Uma noite (de terror) em Paris - III



      O grupo terrorista VAR-Palmares detonou um carro-bomba no Quartel General do II Exército, no Ibirapuera, matando um dos soldados que estavam de sentinela, Mário Kozel Filho; por conta disso, foram os soldados da 1ª Companhia do 1° Batalhão de Carros de Combate Leves, localizado em Campinas, convocados para ir a São Paulo, pois as autoridades militares acreditavam que outros ataques seriam perpetrados.
      Colegas de farda foram me buscar em casa de madrugada para me levar ao quartel a fim de receber as ordens. Na noite da véspera, eu tinha ido com alguns amigos a uma festa junina e no caminho presenciamos um acidente de trânsito: na rua atrás do Liceu Nossa Senhora Auxiliadora, uma Kombi invadiu a contramão e abalroou uma lambreta, atingindo a perna do carona. Foram os dois ao chão e a perna do carona dobrou-se para trás como em um desenho animado. Ele urrava de dor. Tocamos a campainha de uma casa ali próxima e pedimos ao dono que chamasse a polícia e o socorro (este se chamava SAMDU) e continuamos nosso caminho em direção à casa em que seria a festa, próxima dali. Estávamos todos a pé.
      Quando meu pai me acordou na madrugada, dizendo “que um pessoal do exército” estava me procurando, inocentemente pensei que o motivo era para que eu prestasse depoimento sobre o acidente que presenciara: mal sabia, como soube anos depois ao me tornar advogado, que a demora é de meses, quiçá anos, para que uma pessoa testemunha seja chamada a depor.
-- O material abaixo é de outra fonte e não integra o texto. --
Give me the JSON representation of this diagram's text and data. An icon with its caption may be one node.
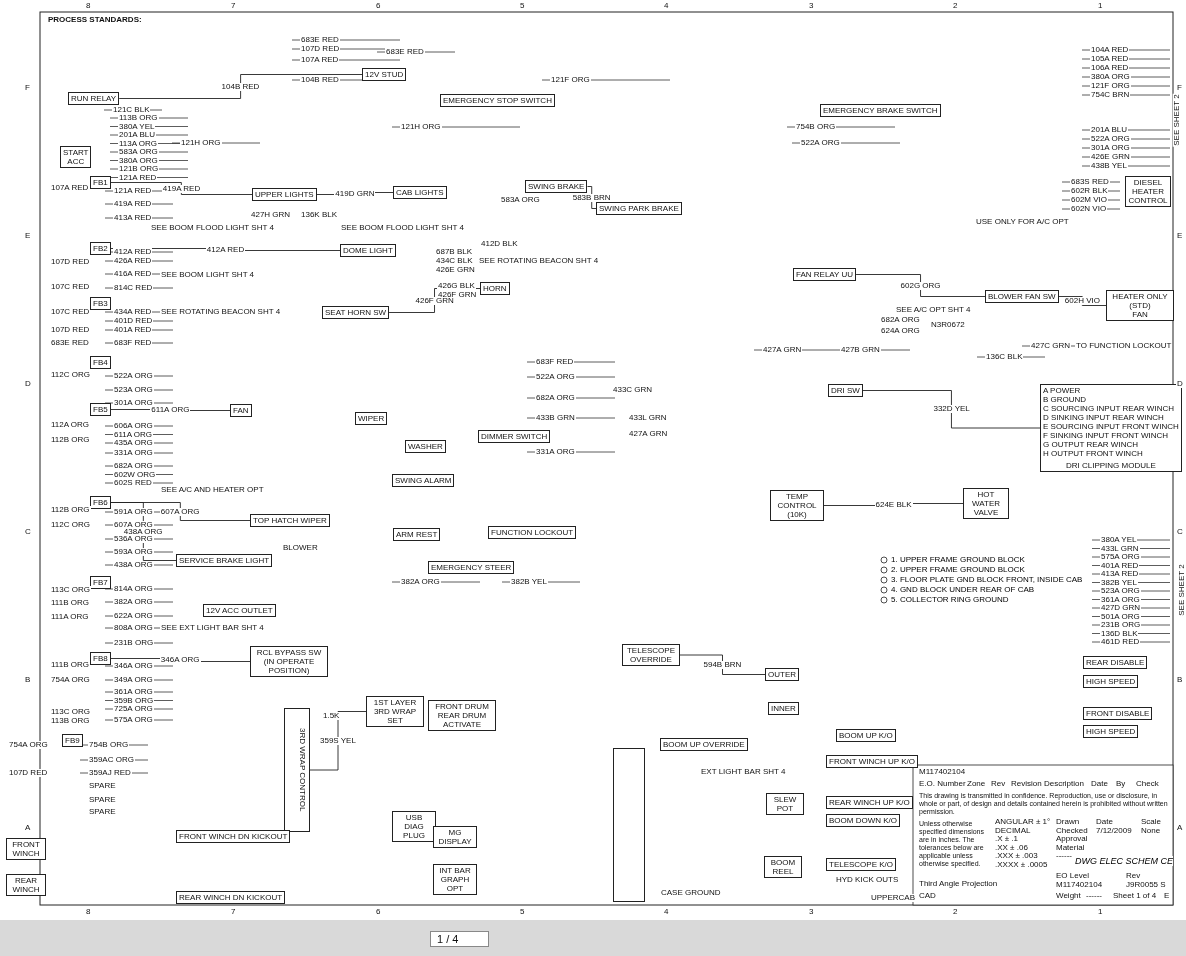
{
  "diagram": {
    "title": "DWG ELEC SCHEM CE",
    "nodes": [
      {
        "text": [
          "RUN RELAY"
        ]
      },
      {
        "text": [
          "START",
          "ACC"
        ]
      },
      {
        "text": [
          "FB1"
        ]
      },
      {
        "text": [
          "UPPER LIGHTS"
        ]
      },
      {
        "text": [
          "CAB LIGHTS"
        ]
      },
      {
        "text": [
          "DOME LIGHT"
        ]
      },
      {
        "text": [
          "FB2"
        ]
      },
      {
        "text": [
          "HORN"
        ]
      },
      {
        "text": [
          "SEAT HORN SW"
        ]
      },
      {
        "text": [
          "FB3"
        ]
      },
      {
        "text": [
          "EMERGENCY STOP SWITCH"
        ]
      },
      {
        "text": [
          "12V STUD"
        ]
      },
      {
        "text": [
          "SWING BRAKE"
        ]
      },
      {
        "text": [
          "SWING PARK BRAKE"
        ]
      },
      {
        "text": [
          "EMERGENCY BRAKE SWITCH"
        ]
      },
      {
        "text": [
          "DIESEL HEATER CONTROL"
        ]
      },
      {
        "text": [
          "FAN RELAY UU"
        ]
      },
      {
        "text": [
          "BLOWER FAN SW"
        ]
      },
      {
        "text": [
          "HEATER ONLY (STD)",
          "FAN"
        ]
      },
      {
        "text": [
          "FB4"
        ]
      },
      {
        "text": [
          "FB5"
        ]
      },
      {
        "text": [
          "FAN"
        ]
      },
      {
        "text": [
          "WIPER"
        ]
      },
      {
        "text": [
          "WASHER"
        ]
      },
      {
        "text": [
          "DIMMER SWITCH"
        ]
      },
      {
        "text": [
          "DRI SW"
        ]
      },
      {
        "text": [
          "A POWER",
          "B GROUND",
          "C SOURCING INPUT REAR WINCH",
          "D SINKING INPUT REAR WINCH",
          "E SOURCING INPUT FRONT WINCH",
          "F SINKING INPUT FRONT WINCH",
          "G OUTPUT REAR WINCH",
          "H OUTPUT FRONT WINCH",
          "DRI CLIPPING MODULE"
        ]
      },
      {
        "text": [
          "SWING ALARM"
        ]
      },
      {
        "text": [
          "FB6"
        ]
      },
      {
        "text": [
          "TOP HATCH WIPER"
        ]
      },
      {
        "text": [
          "SERVICE BRAKE LIGHT"
        ]
      },
      {
        "text": [
          "EMERGENCY STEER"
        ]
      },
      {
        "text": [
          "ARM REST"
        ]
      },
      {
        "text": [
          "FUNCTION LOCKOUT"
        ]
      },
      {
        "text": [
          "TEMP CONTROL (10K)"
        ]
      },
      {
        "text": [
          "HOT WATER VALVE"
        ]
      },
      {
        "text": [
          "FB7"
        ]
      },
      {
        "text": [
          "12V ACC OUTLET"
        ]
      },
      {
        "text": [
          "RCL BYPASS SW (IN OPERATE POSITION)"
        ]
      },
      {
        "text": [
          "FB8"
        ]
      },
      {
        "text": [
          "1ST LAYER 3RD WRAP SET"
        ]
      },
      {
        "text": [
          "FRONT DRUM REAR DRUM ACTIVATE"
        ]
      },
      {
        "text": [
          "3RD WRAP CONTROL"
        ]
      },
      {
        "text": [
          "FB9"
        ]
      },
      {
        "text": [
          "FRONT WINCH"
        ]
      },
      {
        "text": [
          "REAR WINCH"
        ]
      },
      {
        "text": [
          "USB DIAG PLUG"
        ]
      },
      {
        "text": [
          "MG DISPLAY"
        ]
      },
      {
        "text": [
          "INT BAR GRAPH OPT"
        ]
      },
      {
        "text": [],
        "shape": "box"
      },
      {
        "text": [
          "TELESCOPE OVERRIDE"
        ]
      },
      {
        "text": [
          "OUTER"
        ]
      },
      {
        "text": [
          "INNER"
        ]
      },
      {
        "text": [
          "BOOM UP OVERRIDE"
        ]
      },
      {
        "text": [
          "BOOM UP K/O"
        ]
      },
      {
        "text": [
          "FRONT WINCH UP K/O"
        ]
      },
      {
        "text": [
          "REAR WINCH UP K/O"
        ]
      },
      {
        "text": [
          "BOOM DOWN K/O"
        ]
      },
      {
        "text": [
          "TELESCOPE K/O"
        ]
      },
      {
        "text": [
          "SLEW POT"
        ]
      },
      {
        "text": [
          "BOOM REEL"
        ]
      },
      {
        "text": [
          "REAR DISABLE"
        ]
      },
      {
        "text": [
          "HIGH SPEED"
        ]
      },
      {
        "text": [
          "FRONT DISABLE"
        ]
      },
      {
        "text": [
          "HIGH SPEED"
        ]
      },
      {
        "text": [
          "FRONT WINCH DN KICKOUT"
        ]
      },
      {
        "text": [
          "REAR WINCH DN KICKOUT"
        ]
      }
    ],
    "edges": [
      {
        "from": 0,
        "to": 11,
        "arrow": "none",
        "label": "104B RED"
      },
      {
        "from": 2,
        "to": 3,
        "arrow": "none",
        "label": "419A RED"
      },
      {
        "from": 3,
        "to": 4,
        "arrow": "none",
        "label": "419D GRN"
      },
      {
        "from": 6,
        "to": 5,
        "arrow": "none",
        "label": "412A RED"
      },
      {
        "from": 8,
        "to": 7,
        "arrow": "none",
        "label": "426F GRN"
      },
      {
        "from": 12,
        "to": 13,
        "arrow": "none",
        "label": "583B BRN"
      },
      {
        "from": 34,
        "to": 35,
        "arrow": "none",
        "label": "624E BLK"
      },
      {
        "from": 16,
        "to": 17,
        "arrow": "none",
        "label": "602G ORG"
      },
      {
        "from": 17,
        "to": 18,
        "arrow": "none",
        "label": "602H VIO"
      },
      {
        "from": 25,
        "to": 26,
        "arrow": "none",
        "label": "332D YEL"
      },
      {
        "from": 20,
        "to": 21,
        "arrow": "none",
        "label": "611A ORG"
      },
      {
        "from": 28,
        "to": 29,
        "arrow": "none",
        "label": "607A ORG"
      },
      {
        "from": 28,
        "to": 30,
        "arrow": "none",
        "label": "438A ORG"
      },
      {
        "from": 39,
        "to": 38,
        "arrow": "none",
        "label": "346A ORG"
      },
      {
        "from": 42,
        "to": 40,
        "arrow": "none",
        "label": "359S YEL"
      },
      {
        "from": 50,
        "to": 51,
        "arrow": "none",
        "label": "594B BRN"
      }
    ],
    "labels": [
      "8",
      "7",
      "6",
      "5",
      "4",
      "3",
      "2",
      "1",
      "F",
      "E",
      "D",
      "C",
      "B",
      "A",
      "F",
      "E",
      "D",
      "C",
      "B",
      "A",
      "8",
      "7",
      "6",
      "5",
      "4",
      "3",
      "2",
      "1",
      "PROCESS STANDARDS:",
      "683E RED",
      "107D RED",
      "107A RED",
      "104B RED",
      "683E RED",
      "121H ORG",
      "121F ORG",
      "754B ORG",
      "522A ORG",
      "104A RED",
      "105A RED",
      "106A RED",
      "380A ORG",
      "121F ORG",
      "754C BRN",
      "SEE SHEET 2",
      "201A BLU",
      "522A ORG",
      "301A ORG",
      "426E GRN",
      "438B YEL",
      "683S RED",
      "602R BLK",
      "602M VIO",
      "602N VIO",
      "380A YEL",
      "433L GRN",
      "575A ORG",
      "401A RED",
      "413A RED",
      "382B YEL",
      "523A ORG",
      "361A ORG",
      "427D GRN",
      "501A ORG",
      "231B ORG",
      "136D BLK",
      "461D RED",
      "SEE SHEET 2",
      "121C BLK",
      "113B ORG",
      "380A YEL",
      "201A BLU",
      "113A ORG",
      "583A ORG",
      "380A ORG",
      "121B ORG",
      "121A RED",
      "121H ORG",
      "121A RED",
      "419A RED",
      "413A RED",
      "412A RED",
      "426A RED",
      "416A RED",
      "814C RED",
      "434A RED",
      "401D RED",
      "401A RED",
      "683F RED",
      "522A ORG",
      "523A ORG",
      "301A ORG",
      "606A ORG",
      "611A ORG",
      "435A ORG",
      "331A ORG",
      "682A ORG",
      "602W ORG",
      "602S RED",
      "591A ORG",
      "607A ORG",
      "536A ORG",
      "593A ORG",
      "438A ORG",
      "814A ORG",
      "382A ORG",
      "622A ORG",
      "808A ORG",
      "231B ORG",
      "346A ORG",
      "349A ORG",
      "361A ORG",
      "359B ORG",
      "725A ORG",
      "575A ORG",
      "754B ORG",
      "359AC ORG",
      "359AJ RED",
      "SPARE",
      "SPARE",
      "SPARE",
      "107A RED",
      "107D RED",
      "107C RED",
      "107C RED",
      "107D RED",
      "683E RED",
      "112C ORG",
      "112A ORG",
      "112B ORG",
      "112B ORG",
      "112C ORG",
      "113C ORG",
      "111B ORG",
      "111A ORG",
      "111B ORG",
      "754A ORG",
      "113C ORG",
      "113B ORG",
      "754A ORG",
      "107D RED",
      "SEE BOOM FLOOD LIGHT SHT 4",
      "427H GRN",
      "136K BLK",
      "SEE BOOM FLOOD LIGHT SHT 4",
      "SEE BOOM LIGHT SHT 4",
      "SEE ROTATING BEACON SHT 4",
      "412D BLK",
      "687B BLK",
      "434C BLK",
      "SEE ROTATING BEACON SHT 4",
      "426E GRN",
      "426G BLK",
      "426F GRN",
      "583A ORG",
      "683F RED",
      "522A ORG",
      "682A ORG",
      "433B GRN",
      "331A ORG",
      "433C GRN",
      "433L GRN",
      "427A GRN",
      "427A GRN",
      "427B GRN",
      "136C BLK",
      "427C GRN",
      "TO FUNCTION LOCKOUT",
      "SEE A/C OPT SHT 4",
      "682A ORG",
      "624A ORG",
      "N3R0672",
      "USE ONLY FOR A/C OPT",
      "SEE A/C AND HEATER OPT",
      "SEE EXT LIGHT BAR SHT 4",
      "BLOWER",
      "382A ORG",
      "382B YEL",
      "1.5K",
      "EXT LIGHT BAR SHT 4",
      "HYD KICK OUTS",
      "CASE GROUND",
      "UPPERCAB",
      "M117402104",
      "E.O. Number",
      "Zone",
      "Rev",
      "Revision Description",
      "Date",
      "By",
      "Check",
      "This drawing is transmitted in confidence. Reproduction, use or disclosure, in whole or part, of design and details contained herein is prohibited without written permission.",
      "Unless otherwise specified dimensions are in inches. The tolerances below are applicable unless otherwise specified.",
      "ANGULAR ± 1°",
      "DECIMAL",
      ".X ± .1",
      ".XX ± .06",
      ".XXX ± .003",
      ".XXXX ± .0005",
      "Third Angle Projection",
      "CAD",
      "Drawn",
      "Checked",
      "Approval",
      "Material",
      "------",
      "Date",
      "7/12/2009",
      "Scale",
      "None",
      "EO Level",
      "M117402104",
      "Rev",
      "J9R0055 S",
      "Weight",
      "------",
      "Sheet 1 of 4",
      "E",
      "1 / 4"
    ],
    "legend": [
      {
        "text": "1. UPPER FRAME GROUND BLOCK"
      },
      {
        "text": "2. UPPER FRAME GROUND BLOCK"
      },
      {
        "text": "3. FLOOR PLATE GND BLOCK FRONT, INSIDE CAB"
      },
      {
        "text": "4. GND BLOCK UNDER REAR OF CAB"
      },
      {
        "text": "5. COLLECTOR RING GROUND"
      }
    ]
  }
}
Ademais, não me ocorreu em que era na hora em que era acordado, eu não tinha dado o meu nome a ninguém como testemunha.
      Chegando ao quartel, fardados, fomos postos em forma – o dia estava alvorecendo – e nos foi explicado pelo comandante o que ocorrera – o atentado – e que nos dirigiríamos a São Paulo, pois se acreditava que outros aconteceriam. Os carros de combate seriam transportados pelo auto trem, uma invenção da época para transportar caminhões. Embarcados os carros, fomos para São Paulo, chegando no fim da tarde, parando na estação da Lapa, e ficamos aguardando ordem para desembarcar. A ordem não veio naquele dia e pernoitamos nos carros ou num dos vagões de passageiros que compunham o comboio.
      A ordem de desembarque não veio porque não houve mais ataque e enquanto esperávamos não pudemos tomar banho, nem trocar de roupa (cada qual levou quando muito uma “muda” de roupa), dormindo sentados no carro de combate ou num dos vagões. Neste ponto, parecia que estávamos numa guerra. Depois de três dias fomos autorizados a retornar a Campinas, mas na estação ferroviária – ainda era Companhia Paulista de Estrada de Ferro – também não pudemos desembarcar, pois o estado de prontidão perdurava. Mais uma noite mal dormida. Ocorreu um quase incidente: vimos uma pessoa passando furtivamente sobre os trilhos e, cada qual de nós (éramos três) armados com uma metralhadora Ina .45, que era a arma regulamentar dos componentes da guarnição do carro de combate, saímos em sua perseguição. Logrando alcança-lo, vimos que se tratava apenas de uma pessoa que “cortava caminho” pelos trilhos da ferrovia. Nada de terrorismo.
      Foi uma experiência intensa, embora na época eu tivesse 19 anos, idade em que parece não existir perigo: todas aquelas horas de tensão foram encaradas dentro da mais total normalidade. Mas hoje me preocupa o seguinte: e se eu tivesse matado alguém, ainda que culposamente? Ou seja: a minha arma disparando sem querer e atingindo alguém, matando-o? Ou dolosamente? Conseguiria conviver com isso?
      Talvez intensamente por este motivo é que em Paris, já bem longe dos 19 anos de idade, é que os covardes ataques, embora tenham ceifado 130 vidas, não provocaram temor em mim.
      A propósito: espero em breve retornar à “cidade-luz”.

Comentários

Postagens mais visitadas deste blog

A memória

A BBC publicou tempos atrás um interessante artigo cujo título é o seguinte: “O que aconteceria se pudéssemos lembrar de tudo” e “lembrar de tudo” diz com a memória. Este tema – a memória- desde sempre foi – e continua sendo – objeto de incontáveis abordagens e continua sendo fascinante. O artigo, como não poderia deixar de ser, cita um conto daquele que foi o maior contista de todos os tempos, o argentino Jorge Luis Borges, denominado “Funes, o memorioso”, escrito em 1942. Esse escritor, sempre lembrado como um dos injustiçados pela academia sueca por não tê-lo agraciado com um Prêmio Nobel e Literatura, era, ele mesmo, dotado de uma memória prodigiosa, tendo aprendido línguas estrangeiras ainda na infância. Voltando memorioso Funes, cujo primeiro nome era Irineo, ele sofreu uma queda de um cavalo e ficou tetraplégico, mas a perda dos movimentos dos membros fez com que a sua memória se abrisse e ele passasse a se lembrar de tudo quanto tivesse visto, ou mesmo (suponho) imaginado...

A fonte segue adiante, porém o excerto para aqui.